We’re making the new concretizer the default

In Spack v0.17, we will make the new concretizer the default, but that means that Clingo will be a prerequisite, and it is not something most people will have installed by default. However, we want Spack to be just as usable out of the box after this change. In particular, we want spack install to work immediately after you clone Spack, just like it did before.

And we’re bootstrapping it from binaries

What we decided is that from v0.17 on Spack will, by default, install some of its dependencies from a public buildcache of portable binaries.

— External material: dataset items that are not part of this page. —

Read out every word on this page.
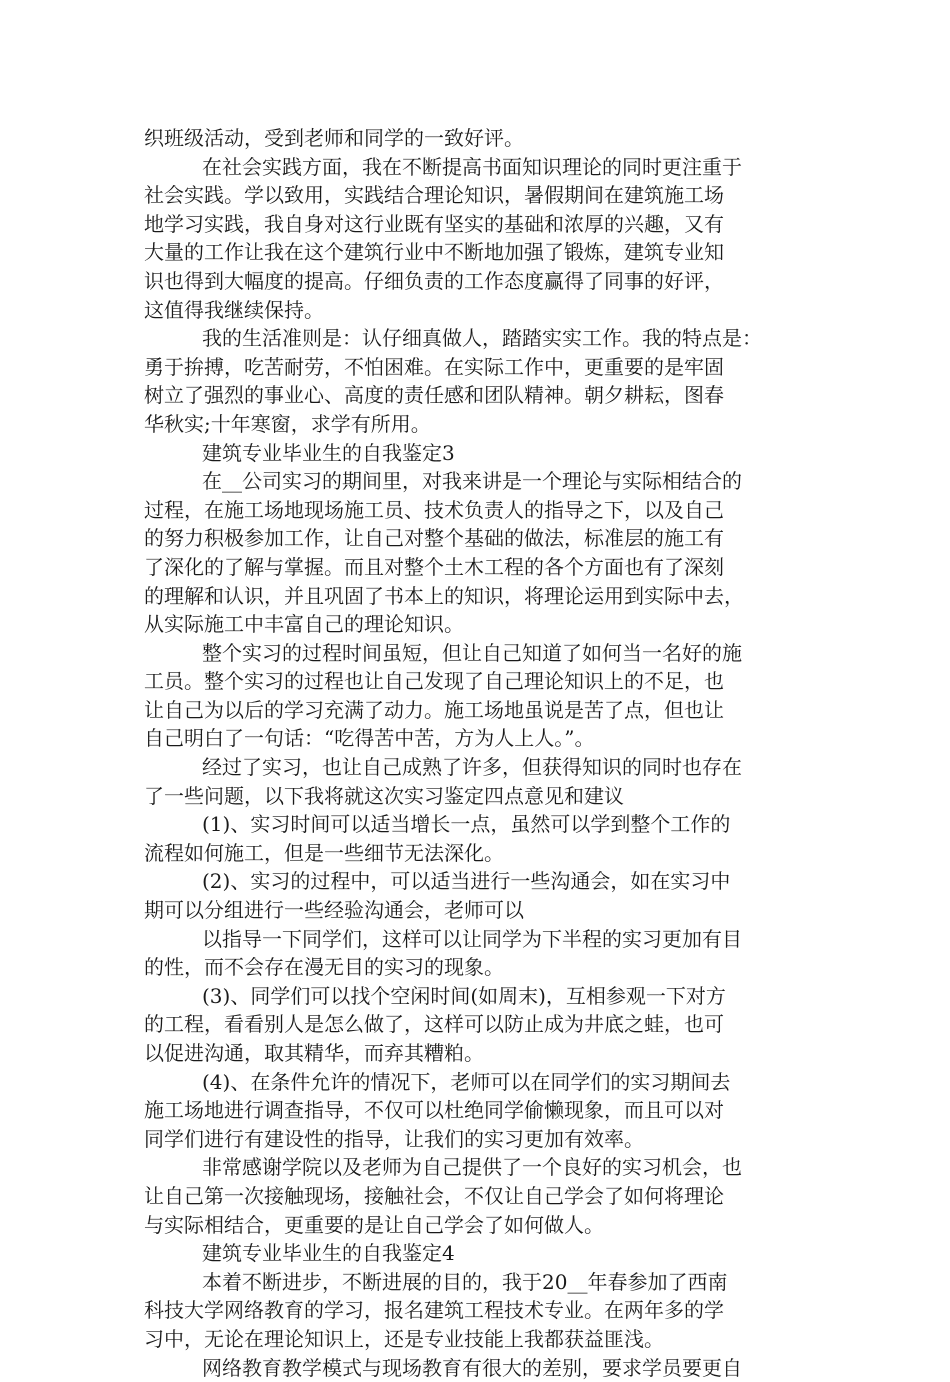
织班级活动，受到老师和同学的一致好评。
在社会实践方面，我在不断提高书面知识理论的同时更注重于
社会实践。学以致用，实践结合理论知识，暑假期间在建筑施工场
地学习实践，我自身对这行业既有坚实的基础和浓厚的兴趣，又有
大量的工作让我在这个建筑行业中不断地加强了锻炼，建筑专业知
识也得到大幅度的提高。仔细负责的工作态度赢得了同事的好评，
这值得我继续保持。
我的生活准则是：认仔细真做人，踏踏实实工作。我的特点是：
勇于拚搏，吃苦耐劳，不怕困难。在实际工作中，更重要的是牢固
树立了强烈的事业心、高度的责任感和团队精神。朝夕耕耘，图春
华秋实;十年寒窗，求学有所用。
建筑专业毕业生的自我鉴定3
在__公司实习的期间里，对我来讲是一个理论与实际相结合的
过程，在施工场地现场施工员、技术负责人的指导之下，以及自己
的努力积极参加工作，让自己对整个基础的做法，标准层的施工有
了深化的了解与掌握。而且对整个土木工程的各个方面也有了深刻
的理解和认识，并且巩固了书本上的知识，将理论运用到实际中去，
从实际施工中丰富自己的理论知识。
整个实习的过程时间虽短，但让自己知道了如何当一名好的施
工员。整个实习的过程也让自己发现了自己理论知识上的不足，也
让自己为以后的学习充满了动力。施工场地虽说是苦了点，但也让
自己明白了一句话：“吃得苦中苦，方为人上人。”。
经过了实习，也让自己成熟了许多，但获得知识的同时也存在
了一些问题，以下我将就这次实习鉴定四点意见和建议
(1)、实习时间可以适当增长一点，虽然可以学到整个工作的
流程如何施工，但是一些细节无法深化。
(2)、实习的过程中，可以适当进行一些沟通会，如在实习中
期可以分组进行一些经验沟通会，老师可以
以指导一下同学们，这样可以让同学为下半程的实习更加有目
的性，而不会存在漫无目的实习的现象。
(3)、同学们可以找个空闲时间(如周末)，互相参观一下对方
的工程，看看别人是怎么做了，这样可以防止成为井底之蛙，也可
以促进沟通，取其精华，而弃其糟粕。
(4)、在条件允许的情况下，老师可以在同学们的实习期间去
施工场地进行调查指导，不仅可以杜绝同学偷懒现象，而且可以对
同学们进行有建设性的指导，让我们的实习更加有效率。
非常感谢学院以及老师为自己提供了一个良好的实习机会，也
让自己第一次接触现场，接触社会，不仅让自己学会了如何将理论
与实际相结合，更重要的是让自己学会了如何做人。
建筑专业毕业生的自我鉴定4
本着不断进步，不断进展的目的，我于20__年春参加了西南
科技大学网络教育的学习，报名建筑工程技术专业。在两年多的学
习中，无论在理论知识上，还是专业技能上我都获益匪浅。
网络教育教学模式与现场教育有很大的差别，要求学员要更自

The source code we use to create this buildcache is open and hosted on GitHub. The bootstrapping procedure will be transparent – the first concretization you do will just be slightly slower while the binary packages are fetched from the buildcache and verified by their SHA256 checksum. It looks like this:

$ spack find -b
==> Showing internal bootstrap store at "/home/spack/.spack/bootstrap/store"
==> 0 installed packages

$ spack spec zlib
Input spec
--------------------------------
zlib

Concretized
--------------------------------
zlib@1.2.11%gcc@11.1.0+optimize+pic+shared arch=linux-ubuntu18.04-broadwell

$ spack find -b
==> Showing internal bootstrap store at "/home/spack/.spack/bootstrap/store"
==> 2 installed packages
-- linux-rhel5-x86_64 / gcc@9.3.0 -------------------------------
clingo-bootstrap@spack  python@3.6

This default should preserve the “clone and run” simplicity in setting up Spack that you’re used to.

What if I don’t want to use Spack’s binaries?

For those of you who do not want to use our public binaries, you can opt out of bootstrapping, and Clingo will be built from source instead. To disallow bootstrapping from binaries, but still permit Spack to bootstrap from sources, just run:

$ spack bootstrap untrust github-actions
==> "github-actions" is now untrusted and will not be used for bootstrapping

To completely disable any bootstrapping, you can run:

$ spack bootstrap disable

If you do this, you’ll need to ensure for yourself that Spack’s prerequisites are properly installed. You can use this option, for example, if you know that Clingo is already installed (e.g., using pip) in the python you’re using to run Spack.

For more details on how bootstrapping will work, you can check out the pull request #22720. Also keep an eye on our permanently-pinned issue for other high-impact changes arriving soon in Spack develop.